First, transporting freight via river systems is much cheaper and greener than using road and rail. According to the World Bank, which is financing the National Waterway Project, the cost to transport one tonne of freight over one km for highways is Rs 2.28. It is Rs 1.41 for railways, and Rs 1.19 for waterways. Second, it’s greener. In a written reply to a question in Parliament on March 20, 2017, minister of state for shipping, Mansukh L Madaviya, said: “As per RITES Report of 2014 on ‘Integrated National Waterways Transportation Grid’, one litre of fuel moves 24 tonnes km by road, 95 tonnes km on rail and 215 tonnes km on Inland Water Transport.”

Third, ferrying goods via waterways is faster than on congested road and rail networks, which slows the movement of cargo, adding to uncertainties, and increasing the costs of trade. Logistics costs in India, says the World Bank, are estimated to account for as much as 18% of the country’s GDP. Fourth is the pollution cost of traffic bottlenecks. According to a 2014 study by the Central Road Research Institute, eight major traffic bottlenecks in Delhi guzzle at least 40,000 kilolitres of fuel (diesel, petrol, and CNG) every day. Add to this, carbon dioxide (CO2) that is added to the polluted air daily by these vehicles.

While there are several positives of the waterways project, any infrastructure development will have environmental costs, and those must be taken into account while evaluating the benefits of the project. This is because while the main infrastructure — the waterway — is naturally available in this case, it needs to be “trained, maintained and upgraded” to ensure that the movement of cargo carriers is possible. One important aspect of this “training” a waterway is dredging, which is required to ensure that the required water depth is maintained everywhere for the goods carriers to pass.
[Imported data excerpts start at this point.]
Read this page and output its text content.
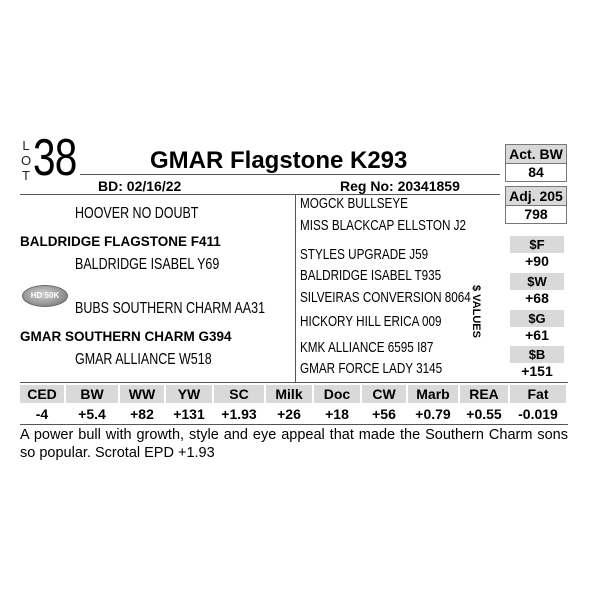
L
O
T 38	GMAR Flagstone K293
BD: 02/16/22	Reg No: 20341859
HOOVER NO DOUBT
BALDRIDGE FLAGSTONE F411
BALDRIDGE ISABEL Y69
HD 50K
BUBS SOUTHERN CHARM AA31
GMAR SOUTHERN CHARM G394
GMAR ALLIANCE W518
MOGCK BULLSEYE
MISS BLACKCAP ELLSTON J2
STYLES UPGRADE J59
BALDRIDGE ISABEL T935
SILVEIRAS CONVERSION 8064
HICKORY HILL ERICA 009
KMK ALLIANCE 6595 I87
GMAR FORCE LADY 3145
Act. BW
84
Adj. 205
798
$ VALUES
$F
+90
$W
+68
$G
+61
$B
+151
CED	BW	WW	YW	SC	Milk	Doc	CW	Marb	REA	Fat
-4	+5.4	+82	+131	+1.93	+26	+18	+56	+0.79	+0.55	-0.019
A power bull with growth, style and eye appeal that made the Southern Charm sons so popular. Scrotal EPD +1.93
Environment activists allege that the Environmental Impact Assessment report prepared by Inland Waterways Authority of India ignores the severe impact of the movement of ships and dredging on biodiversity in critical but legally non protected stretches of the river. These are genuine concerns. The ecosystem services that the river provides must be quantified for a wholesome evaluation of the mega project’s actual economic worth.